Começou a ler livros que explicavam que os americanos tinham bases militares por tudo quanto era sítio e que derrubavam os governos legítimos de qualquer país que lhes fizesse frente, colocando no poder amigos corruptos que, a troco de dinheiro, lhes permitiam continuar a explorar as suas riquezas. Mais, conseguiam que o dinheiro do petróleo entregue a esses países servisse para compra de armas americanas. Deste modo, matavam dois coelhos de uma cajadada: ficavam com o petróleo e com o dinheiro que deveriam pagar por ele, ainda que a preços injustos. Revoltado ficou ainda com os ataques dos americanos e inglese aos Houtis do Iémen. Não concordava com os ataques dos Houtis aos navios mercantes que rumavam ou desciam o Canal de Suez. Mas alimentava uma certa compreensão por estes actos que pretendiam chamar a atenção para o genocídio em Gaza por parte de Israel que era ajudada pelos americanos, sendo só atacados navios americanos ou israelitas ou que se dirigiam para Israel.
– Tenho de ajudar esses povos a libertarem-se da pilhagem e do jugo dos americanos e do genocídio israelita sobre Gaza – pensou. – Como o posso fazer com a minha baleia robô?
– Já sei. Meto-me na baleia e ela nada comigo dentro até cerca de um porta-aviões americano estacionado na embocadura do Mar Vermelho. Qual cavalo de Tróia oferecido pelos deuses aos troianos, assim os americanos hão-de tomar a minha baleia por um presente caído do céu.
Dito e feito. Meteu-se na baleia no rio Côa e navegou nela até à foz no Douro, saindo quando havia alguma barragem, para logo continuar após a barragem até entrar pelo mar dentro, descendo em direcção ao Algarve. A sua baleia nadava a uns 80 Kms/hora. Entrou no Mediterrâneo até ao Canal de Suez, que o levou ao Mar Vermelho. Na proximidade do porta-aviões os radares deste pressentiram-na e resolveram içar a baleia para o convés. Aí a deixaram de noite. Saíu dela o João e, munido das bombas de fósforo que armazenara no seu bojo, atirou-as para dentro do navio pelas diversas escadas que davam acesso ao convés e uma para dentro da chaminé que vinha dos motores, que paralisaria o movimento do barco. Ouviram-se vários estrondos e o eclodir dum grande incêndio em várias partes do porta-aviões. Os militares, encurralados, não conseguiram furar as chamas e morreram sufocados pelo fumo. Nem um só escapou.

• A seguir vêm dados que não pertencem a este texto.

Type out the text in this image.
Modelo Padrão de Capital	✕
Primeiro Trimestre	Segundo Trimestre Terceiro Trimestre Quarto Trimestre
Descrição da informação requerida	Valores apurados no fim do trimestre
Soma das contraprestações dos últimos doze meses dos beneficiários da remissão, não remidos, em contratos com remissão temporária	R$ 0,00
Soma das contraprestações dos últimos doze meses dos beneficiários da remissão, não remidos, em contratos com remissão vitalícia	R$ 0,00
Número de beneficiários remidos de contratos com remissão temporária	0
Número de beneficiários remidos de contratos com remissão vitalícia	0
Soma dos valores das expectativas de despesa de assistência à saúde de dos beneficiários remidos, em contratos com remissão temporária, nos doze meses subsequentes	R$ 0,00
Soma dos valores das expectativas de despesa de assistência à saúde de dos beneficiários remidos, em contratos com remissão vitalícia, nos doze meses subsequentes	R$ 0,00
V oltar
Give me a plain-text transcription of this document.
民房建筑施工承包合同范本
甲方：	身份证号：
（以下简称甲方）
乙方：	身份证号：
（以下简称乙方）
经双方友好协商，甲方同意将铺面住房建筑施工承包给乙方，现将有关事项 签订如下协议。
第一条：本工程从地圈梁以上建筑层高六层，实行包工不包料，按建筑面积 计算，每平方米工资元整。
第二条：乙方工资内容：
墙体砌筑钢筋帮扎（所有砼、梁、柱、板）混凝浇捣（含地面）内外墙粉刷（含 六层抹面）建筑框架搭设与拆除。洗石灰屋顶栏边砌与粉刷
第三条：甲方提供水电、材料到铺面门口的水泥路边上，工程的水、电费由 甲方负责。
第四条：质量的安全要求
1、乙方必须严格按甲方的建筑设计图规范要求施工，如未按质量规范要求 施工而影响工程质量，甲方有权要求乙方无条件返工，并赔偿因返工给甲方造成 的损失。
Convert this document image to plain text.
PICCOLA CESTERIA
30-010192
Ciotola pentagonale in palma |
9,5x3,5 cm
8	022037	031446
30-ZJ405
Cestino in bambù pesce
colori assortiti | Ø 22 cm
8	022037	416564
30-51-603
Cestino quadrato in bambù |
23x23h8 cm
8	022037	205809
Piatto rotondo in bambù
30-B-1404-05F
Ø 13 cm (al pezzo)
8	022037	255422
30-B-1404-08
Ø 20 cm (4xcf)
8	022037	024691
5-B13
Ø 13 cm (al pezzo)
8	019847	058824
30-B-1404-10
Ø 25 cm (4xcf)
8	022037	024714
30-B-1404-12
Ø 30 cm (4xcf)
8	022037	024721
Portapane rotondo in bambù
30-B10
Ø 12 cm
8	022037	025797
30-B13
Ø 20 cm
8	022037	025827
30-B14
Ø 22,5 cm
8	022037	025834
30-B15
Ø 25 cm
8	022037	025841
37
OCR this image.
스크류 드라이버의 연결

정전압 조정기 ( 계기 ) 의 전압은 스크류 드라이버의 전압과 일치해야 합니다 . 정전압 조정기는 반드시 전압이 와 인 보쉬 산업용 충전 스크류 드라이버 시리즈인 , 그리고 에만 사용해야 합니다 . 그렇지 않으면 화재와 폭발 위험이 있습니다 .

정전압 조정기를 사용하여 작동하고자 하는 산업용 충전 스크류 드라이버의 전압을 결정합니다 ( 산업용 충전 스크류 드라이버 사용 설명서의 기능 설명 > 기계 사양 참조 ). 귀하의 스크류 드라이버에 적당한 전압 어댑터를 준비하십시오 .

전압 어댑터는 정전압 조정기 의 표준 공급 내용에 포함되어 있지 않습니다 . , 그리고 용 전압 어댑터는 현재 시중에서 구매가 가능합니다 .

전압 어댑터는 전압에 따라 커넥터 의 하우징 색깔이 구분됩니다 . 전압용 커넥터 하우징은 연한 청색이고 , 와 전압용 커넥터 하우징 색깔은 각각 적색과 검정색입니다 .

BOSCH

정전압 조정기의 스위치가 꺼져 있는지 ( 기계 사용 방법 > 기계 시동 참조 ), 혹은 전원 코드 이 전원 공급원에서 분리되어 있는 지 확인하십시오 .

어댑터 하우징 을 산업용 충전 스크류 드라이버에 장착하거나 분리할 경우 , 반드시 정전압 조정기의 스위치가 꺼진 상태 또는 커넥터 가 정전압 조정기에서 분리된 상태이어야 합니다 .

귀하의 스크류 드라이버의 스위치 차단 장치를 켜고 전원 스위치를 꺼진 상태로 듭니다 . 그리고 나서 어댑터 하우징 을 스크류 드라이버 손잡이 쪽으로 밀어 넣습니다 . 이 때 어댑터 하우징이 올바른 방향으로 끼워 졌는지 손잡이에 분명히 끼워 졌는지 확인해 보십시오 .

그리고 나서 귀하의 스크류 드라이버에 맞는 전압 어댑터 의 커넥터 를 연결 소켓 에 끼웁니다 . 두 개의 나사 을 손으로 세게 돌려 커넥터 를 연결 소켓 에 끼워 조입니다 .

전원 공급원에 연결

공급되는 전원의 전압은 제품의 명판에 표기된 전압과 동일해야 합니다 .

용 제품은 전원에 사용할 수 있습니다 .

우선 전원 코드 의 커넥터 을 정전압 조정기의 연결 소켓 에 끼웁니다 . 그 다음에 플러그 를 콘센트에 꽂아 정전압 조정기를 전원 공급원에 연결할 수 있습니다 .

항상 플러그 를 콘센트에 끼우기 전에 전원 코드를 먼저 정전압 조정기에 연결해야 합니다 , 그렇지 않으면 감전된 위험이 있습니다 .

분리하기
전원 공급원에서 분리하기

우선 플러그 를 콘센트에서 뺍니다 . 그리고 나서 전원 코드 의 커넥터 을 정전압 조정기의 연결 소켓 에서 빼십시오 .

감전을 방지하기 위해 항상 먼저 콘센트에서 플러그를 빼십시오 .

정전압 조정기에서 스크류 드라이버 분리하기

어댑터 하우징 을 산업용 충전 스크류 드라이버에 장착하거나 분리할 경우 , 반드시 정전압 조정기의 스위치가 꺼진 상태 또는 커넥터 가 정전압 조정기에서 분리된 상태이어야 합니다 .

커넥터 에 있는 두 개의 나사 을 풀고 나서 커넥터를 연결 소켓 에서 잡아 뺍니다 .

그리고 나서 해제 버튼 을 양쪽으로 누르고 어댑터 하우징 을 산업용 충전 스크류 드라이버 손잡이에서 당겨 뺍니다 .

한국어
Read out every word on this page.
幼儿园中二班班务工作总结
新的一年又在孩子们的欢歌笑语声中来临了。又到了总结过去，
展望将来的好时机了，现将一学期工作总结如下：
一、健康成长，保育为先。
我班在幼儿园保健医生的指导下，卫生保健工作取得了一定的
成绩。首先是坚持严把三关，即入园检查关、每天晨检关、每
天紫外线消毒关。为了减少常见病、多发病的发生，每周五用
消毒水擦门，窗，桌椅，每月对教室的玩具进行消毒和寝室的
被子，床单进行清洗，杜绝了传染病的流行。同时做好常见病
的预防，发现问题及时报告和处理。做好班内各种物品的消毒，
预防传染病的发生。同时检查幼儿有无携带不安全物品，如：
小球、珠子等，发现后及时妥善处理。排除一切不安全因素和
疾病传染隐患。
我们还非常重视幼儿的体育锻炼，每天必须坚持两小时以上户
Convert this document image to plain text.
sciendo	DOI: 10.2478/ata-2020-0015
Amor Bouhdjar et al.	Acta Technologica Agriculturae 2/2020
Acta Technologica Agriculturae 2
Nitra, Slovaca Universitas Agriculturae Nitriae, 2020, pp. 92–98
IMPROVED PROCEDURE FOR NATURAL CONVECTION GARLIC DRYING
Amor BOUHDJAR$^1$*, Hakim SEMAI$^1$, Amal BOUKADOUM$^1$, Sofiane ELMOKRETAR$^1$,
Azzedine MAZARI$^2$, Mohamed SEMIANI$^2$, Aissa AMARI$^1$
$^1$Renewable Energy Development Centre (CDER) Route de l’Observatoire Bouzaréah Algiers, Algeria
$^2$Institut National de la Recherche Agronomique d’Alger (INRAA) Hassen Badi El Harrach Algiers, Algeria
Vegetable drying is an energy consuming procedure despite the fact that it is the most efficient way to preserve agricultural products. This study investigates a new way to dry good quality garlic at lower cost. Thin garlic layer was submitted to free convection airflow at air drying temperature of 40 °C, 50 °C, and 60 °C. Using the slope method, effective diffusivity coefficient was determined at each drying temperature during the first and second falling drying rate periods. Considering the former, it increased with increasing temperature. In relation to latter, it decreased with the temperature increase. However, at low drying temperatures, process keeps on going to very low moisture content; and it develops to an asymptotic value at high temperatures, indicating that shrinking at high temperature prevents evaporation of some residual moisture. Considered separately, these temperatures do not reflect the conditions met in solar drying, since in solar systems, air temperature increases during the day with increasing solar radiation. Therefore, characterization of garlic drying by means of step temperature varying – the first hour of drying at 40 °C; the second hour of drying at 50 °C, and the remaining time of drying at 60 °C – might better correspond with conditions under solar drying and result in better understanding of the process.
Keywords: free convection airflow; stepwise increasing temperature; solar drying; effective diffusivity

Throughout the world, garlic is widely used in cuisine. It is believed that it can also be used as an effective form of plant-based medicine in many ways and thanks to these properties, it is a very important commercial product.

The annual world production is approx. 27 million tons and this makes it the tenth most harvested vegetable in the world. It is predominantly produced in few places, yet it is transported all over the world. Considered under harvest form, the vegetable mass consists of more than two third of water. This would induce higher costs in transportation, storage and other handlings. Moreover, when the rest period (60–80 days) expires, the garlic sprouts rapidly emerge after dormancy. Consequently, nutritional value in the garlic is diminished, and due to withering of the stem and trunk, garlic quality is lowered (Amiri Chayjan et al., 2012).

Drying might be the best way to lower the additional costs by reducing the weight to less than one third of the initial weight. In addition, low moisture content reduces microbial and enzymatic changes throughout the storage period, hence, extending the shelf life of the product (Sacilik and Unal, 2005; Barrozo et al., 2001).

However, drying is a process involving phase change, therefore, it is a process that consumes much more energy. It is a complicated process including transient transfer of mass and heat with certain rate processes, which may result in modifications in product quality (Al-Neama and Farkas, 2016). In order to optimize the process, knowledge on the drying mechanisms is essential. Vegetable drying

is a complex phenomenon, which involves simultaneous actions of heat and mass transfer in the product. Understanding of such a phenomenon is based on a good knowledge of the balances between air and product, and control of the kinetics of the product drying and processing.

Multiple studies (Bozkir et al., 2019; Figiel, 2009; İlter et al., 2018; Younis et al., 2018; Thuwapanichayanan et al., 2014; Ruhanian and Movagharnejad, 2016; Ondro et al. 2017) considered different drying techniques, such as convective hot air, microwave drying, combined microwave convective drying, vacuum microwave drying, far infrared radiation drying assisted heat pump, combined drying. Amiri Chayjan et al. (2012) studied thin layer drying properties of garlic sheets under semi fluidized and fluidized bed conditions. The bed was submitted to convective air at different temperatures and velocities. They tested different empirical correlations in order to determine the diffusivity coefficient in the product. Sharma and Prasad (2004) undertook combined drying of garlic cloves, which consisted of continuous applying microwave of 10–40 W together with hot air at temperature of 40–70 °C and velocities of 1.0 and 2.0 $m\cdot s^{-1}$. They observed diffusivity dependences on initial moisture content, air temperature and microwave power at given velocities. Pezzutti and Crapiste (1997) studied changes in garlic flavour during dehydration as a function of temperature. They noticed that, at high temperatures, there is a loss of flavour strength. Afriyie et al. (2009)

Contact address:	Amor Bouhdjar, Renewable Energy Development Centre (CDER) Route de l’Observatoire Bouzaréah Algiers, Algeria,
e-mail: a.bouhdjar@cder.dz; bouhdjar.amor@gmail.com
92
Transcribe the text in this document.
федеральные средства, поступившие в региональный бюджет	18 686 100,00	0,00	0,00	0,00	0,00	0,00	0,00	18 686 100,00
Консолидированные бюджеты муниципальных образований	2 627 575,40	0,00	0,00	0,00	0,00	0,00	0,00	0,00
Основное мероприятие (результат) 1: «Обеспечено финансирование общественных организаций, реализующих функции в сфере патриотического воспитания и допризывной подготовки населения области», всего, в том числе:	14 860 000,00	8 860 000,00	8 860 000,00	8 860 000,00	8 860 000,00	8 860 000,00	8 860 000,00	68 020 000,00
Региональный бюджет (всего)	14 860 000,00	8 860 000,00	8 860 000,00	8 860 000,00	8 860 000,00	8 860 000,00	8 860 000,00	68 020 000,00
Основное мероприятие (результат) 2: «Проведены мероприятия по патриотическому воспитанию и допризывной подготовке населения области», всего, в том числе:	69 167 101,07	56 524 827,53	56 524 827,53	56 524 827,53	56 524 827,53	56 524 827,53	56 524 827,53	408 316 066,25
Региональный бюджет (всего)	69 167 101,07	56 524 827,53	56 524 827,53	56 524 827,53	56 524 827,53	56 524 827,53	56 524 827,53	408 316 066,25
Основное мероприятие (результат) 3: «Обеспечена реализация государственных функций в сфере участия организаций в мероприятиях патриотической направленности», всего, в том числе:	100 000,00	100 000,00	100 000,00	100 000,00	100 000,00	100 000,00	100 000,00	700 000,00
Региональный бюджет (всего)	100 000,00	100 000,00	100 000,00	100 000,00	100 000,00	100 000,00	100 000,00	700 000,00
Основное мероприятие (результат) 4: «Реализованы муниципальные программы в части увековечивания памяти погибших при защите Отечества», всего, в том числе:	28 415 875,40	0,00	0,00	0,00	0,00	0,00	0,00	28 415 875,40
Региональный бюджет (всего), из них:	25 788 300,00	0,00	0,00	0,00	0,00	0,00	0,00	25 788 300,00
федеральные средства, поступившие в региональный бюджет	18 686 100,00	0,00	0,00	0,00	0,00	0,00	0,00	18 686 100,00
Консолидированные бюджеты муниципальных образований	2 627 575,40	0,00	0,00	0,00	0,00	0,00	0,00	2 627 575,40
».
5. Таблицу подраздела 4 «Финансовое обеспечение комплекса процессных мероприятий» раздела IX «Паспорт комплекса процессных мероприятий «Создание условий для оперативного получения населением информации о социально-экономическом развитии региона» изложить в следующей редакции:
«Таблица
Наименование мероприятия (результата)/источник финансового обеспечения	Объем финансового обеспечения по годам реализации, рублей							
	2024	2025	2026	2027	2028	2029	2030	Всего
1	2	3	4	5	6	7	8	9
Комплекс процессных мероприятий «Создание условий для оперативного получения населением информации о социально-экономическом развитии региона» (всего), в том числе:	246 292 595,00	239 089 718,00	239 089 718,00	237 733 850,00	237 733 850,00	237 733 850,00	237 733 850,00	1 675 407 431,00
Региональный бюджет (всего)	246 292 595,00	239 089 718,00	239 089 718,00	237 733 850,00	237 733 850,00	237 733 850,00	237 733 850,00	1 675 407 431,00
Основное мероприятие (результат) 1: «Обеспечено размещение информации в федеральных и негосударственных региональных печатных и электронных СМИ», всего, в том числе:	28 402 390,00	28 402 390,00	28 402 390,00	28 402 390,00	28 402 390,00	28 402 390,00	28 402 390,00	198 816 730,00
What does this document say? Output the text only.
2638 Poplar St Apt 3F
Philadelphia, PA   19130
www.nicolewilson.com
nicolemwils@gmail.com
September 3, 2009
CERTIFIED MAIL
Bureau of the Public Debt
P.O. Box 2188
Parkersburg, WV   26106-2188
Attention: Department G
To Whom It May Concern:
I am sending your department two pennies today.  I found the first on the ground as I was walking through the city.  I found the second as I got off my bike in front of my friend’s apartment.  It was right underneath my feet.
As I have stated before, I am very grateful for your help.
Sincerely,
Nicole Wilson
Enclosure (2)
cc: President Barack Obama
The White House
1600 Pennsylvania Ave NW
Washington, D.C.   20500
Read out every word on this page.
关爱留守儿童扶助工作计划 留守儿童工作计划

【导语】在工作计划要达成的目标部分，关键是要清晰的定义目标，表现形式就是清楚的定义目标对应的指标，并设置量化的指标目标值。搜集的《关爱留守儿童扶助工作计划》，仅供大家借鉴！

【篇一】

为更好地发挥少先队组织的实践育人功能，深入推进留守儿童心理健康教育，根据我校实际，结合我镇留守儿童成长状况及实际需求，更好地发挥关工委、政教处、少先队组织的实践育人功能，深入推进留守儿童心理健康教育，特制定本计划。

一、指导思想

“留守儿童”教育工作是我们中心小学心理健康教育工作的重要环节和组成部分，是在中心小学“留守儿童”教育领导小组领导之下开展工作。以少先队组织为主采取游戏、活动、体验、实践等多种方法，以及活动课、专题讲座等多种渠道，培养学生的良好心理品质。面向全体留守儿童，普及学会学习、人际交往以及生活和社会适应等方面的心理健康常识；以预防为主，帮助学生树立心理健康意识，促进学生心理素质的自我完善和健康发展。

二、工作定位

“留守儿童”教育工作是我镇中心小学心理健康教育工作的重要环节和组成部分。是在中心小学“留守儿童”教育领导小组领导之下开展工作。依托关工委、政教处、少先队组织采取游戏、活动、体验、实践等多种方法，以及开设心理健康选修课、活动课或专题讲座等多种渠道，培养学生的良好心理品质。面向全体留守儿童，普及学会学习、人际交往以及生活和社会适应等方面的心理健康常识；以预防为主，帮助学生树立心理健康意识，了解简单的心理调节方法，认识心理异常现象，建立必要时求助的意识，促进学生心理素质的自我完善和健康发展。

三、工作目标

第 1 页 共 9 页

O João encerrou-se novamente no bojo da baleia e atirou-se com ela ao mar, causando uma alta ondulação que ninguém viu.
O pessoal dos cruzadores que acompanhavam o porta-aviões viu o incêndio ao longe. Ainda telefonaram para o porta-aviões mas ninguém atendeu. Estranharam.
Na manhã seguinte o porta-aviões estava reduzido ao casco meio submerso. Tentaram novos contactos e nada. Avisaram o comando do Pentágono, que ficou atónito com a triste novidade. Mandou aviões de terra para sobrevoar os despojos do porta-aviões. Nem sinal de vida. Tentaram aterrar.
– Mas, onde está a pista de aterragem?
Fora consumida.
Tentou o comando do Pentágono dar uma explicação do incidente a apresentar à população que saíra à rua numa grande manifestação hostil. Infelizmente não tinham qualquer explicação para o sucedido. O Presidente chamou todo o comando e os chefes da CIA a pedir-lhes uma explicação sobre nada terem detectado. Por falta dela, enfurecido, o Presidente demitiu todas as chefias de ambas as instituições.
Dirigiu-se ao país pela televisão e prometeu mandar regressar à América todos os navios que se encontravam junto ao Mar Vermelho, o que cumpriu.
Regozijo houve mas no Irão, Iraque e Iémen, que se viram livres de tão incómoda presença nas suas fronteiras. O Hamas, os palestinianos e outros povos muçulmanos também se aliaram à festa, para desgosto de Israel. A América, envergonhada com tamanho revés, que lhes custara fortunas, não sabia a quem acusar. Os satélites americanos nada tinham detectado.
– Afinal, para que serve gastarmos milhões e milhões com a presença de navios em lugares sensíveis, milhões e milhões com a CIA, milhões e milhões com os satélites, se tudo é destruído num instante, sem haver uma detecção de quem provocou o incidente? – perguntava agastado o Presidente. – Isto é uma vergonha!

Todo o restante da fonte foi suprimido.